The next night, we went to see Nick Cave perform. It was a very different concert than his last tour, Carnage – much more about rage, with a full gospel choir! This show was stripped down, just himself and Radiohead’s bassist, Colin Greenwood on stage - only the music, no theatrics.
I just finished listening to the audio version of his book, Faith Hope & Carnage,which I would commend to anyone who is not afraid of sitting in that darkened theater of pain. Taking place during the early days of the pandemic and a year after Cave’s son had died, the book is conversations between Cave and reporter Seán O'Hagan about his grieving journey (tragically, another son of his died after the book went to print).
I read lots of books on grief but this was one of the most poetic, raw and profound ones I have come across. Cave speaks about the catharsis he found in music. Some of the songs that he wrote in a trance-like state of intense mourning are hauntingly beautiful. His album with the Bad Seeds, Ghosteen is worth listening to in its entirety with a box of tissues nearby.
Cave does not gloss over his pain in exchange for simplicity. In addition to sharing about his own anguish and moving with grief to find snippets of joy again, Cave has become a spokesperson for suffering. He started the Red Hand Files, a newsletter offering heartfelt answers to questions listeners pose to him. He talks about this work as salvific. A review in The Christian Century dubbed him a “A Misisonary of Grief.”
There is a great quote, which I’ve never been able to find attributed anywhere (if you can find it, let me know, as I cannot recall when/where I heard it). “The song of the soul that cries can only be heard by one’s soul who has already cried.” I tell my chaplaincy students, this is the crux of why we explore their own pain, so they can more fully sit with others in their pain. Cave has explored his own pain and is now able to sit with others in theirs.

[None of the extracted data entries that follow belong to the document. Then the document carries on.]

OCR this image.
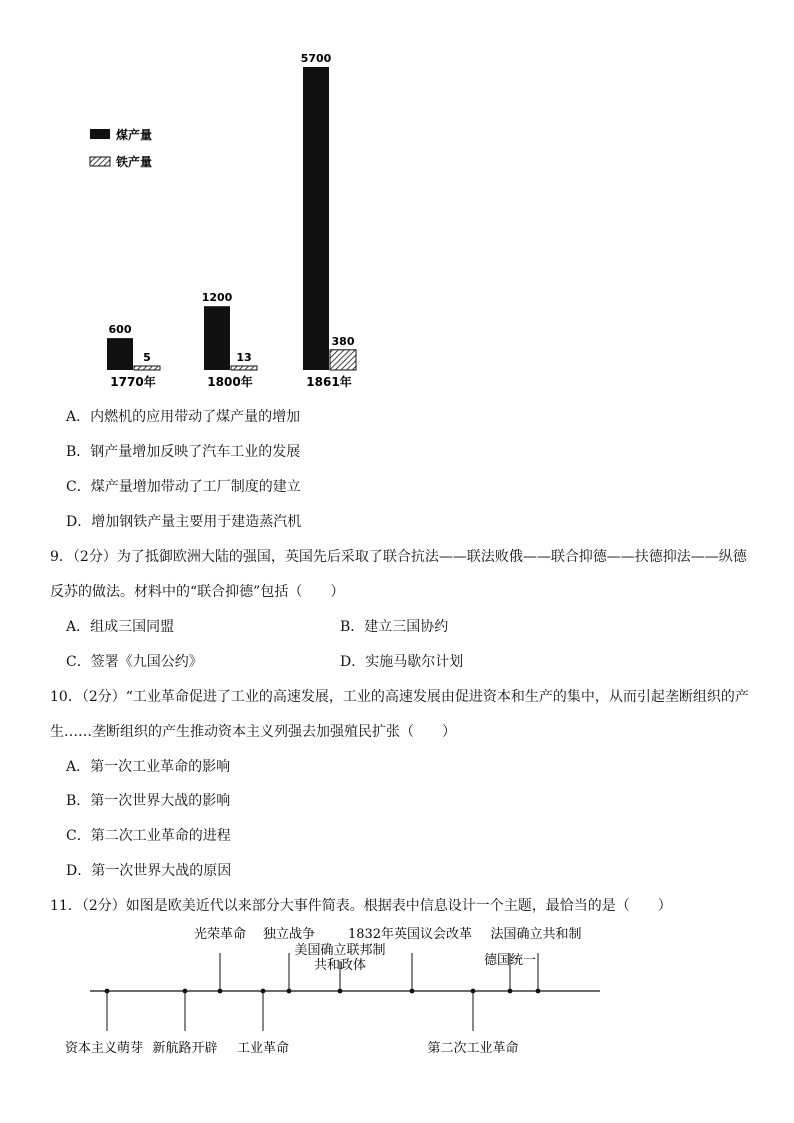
煤产量
铁产量
600
5
1770年
1200
13
1800年
5700
380
1861年
A．内燃机的应用带动了煤产量的增加
B．钢产量增加反映了汽车工业的发展
C．煤产量增加带动了工厂制度的建立
D．增加钢铁产量主要用于建造蒸汽机
9．（2分）为了抵御欧洲大陆的强国，英国先后采取了联合抗法——联法败俄——联合抑德——扶德抑法——纵德
反苏的做法。材料中的“联合抑德”包括（　　）
A．组成三国同盟	B．建立三国协约
C．签署《九国公约》	D．实施马歇尔计划
10．（2分）“工业革命促进了工业的高速发展，工业的高速发展由促进资本和生产的集中，从而引起垄断组织的产
生……垄断组织的产生推动资本主义列强去加强殖民扩张（　　）
A．第一次工业革命的影响
B．第一次世界大战的影响
C．第二次工业革命的进程
D．第一次世界大战的原因
11．（2分）如图是欧美近代以来部分大事件简表。根据表中信息设计一个主题，最恰当的是（　　）
资本主义萌芽 新航路开辟
光荣革命
工业革命
独立战争
美国确立联邦制
共和政体
1832年英国议会改革
第二次工业革命
德国统一
法国确立共和制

In both instances, not only did these two singers find their music changed by loss, but also found a new purpose afterwards to create in different ways. This is what grief does - it changes us irrevocably and influences all aspects of our lives.
Kübler-Ross writes, “The reality is that you will grieve forever. You will not ‘get over’ the loss of a loved one; you will learn to live with it. You will heal and you will rebuild yourself around the loss you have suffered. You will be whole again but you will never be the same. Nor should you be the same, nor would you want to.”
How has grief changed you?
How have you rebuilt yourself?
How do you metabolize and process grief?
Cave and Etheridge were able to do so musically, which might be an option for you too.
Anyone who knows me, knows that I am not the least bit musical. Singing, playing guitar or piano is not going to be a cathartic spiritual practice for me. But it might be for you. Any artistic expression can help us process our own grief or any accompanying emotion. When I worked in a hospital with a music therapy program, I would occasionally work in tandem with the musical therapists. It was such a revelation how healing music can be for the patients in such a sterile, clinical environment.
Even if you are not the one making the music, the very act of listening to music can transport us somewhere sacred. It can elevate us out of the hospital room or our daily lives.
How very true 💜
I followed Victoria to this post of yours. As part of a support group for military survivors, I realized that the requirement for a peer mentor to be at least a year out in their grief journey was so important. I felt so drawn to assisting others, yet being a year and a half out I knew instinctively I was not in the correct space yet to do so. You so clearly stated my problem “I tell my chaplaincy students, this is the crux of why we explore their own pain, so they can more fully sit with others in their pain. Cave has explored his own pain and is now able to sit with others in theirs.”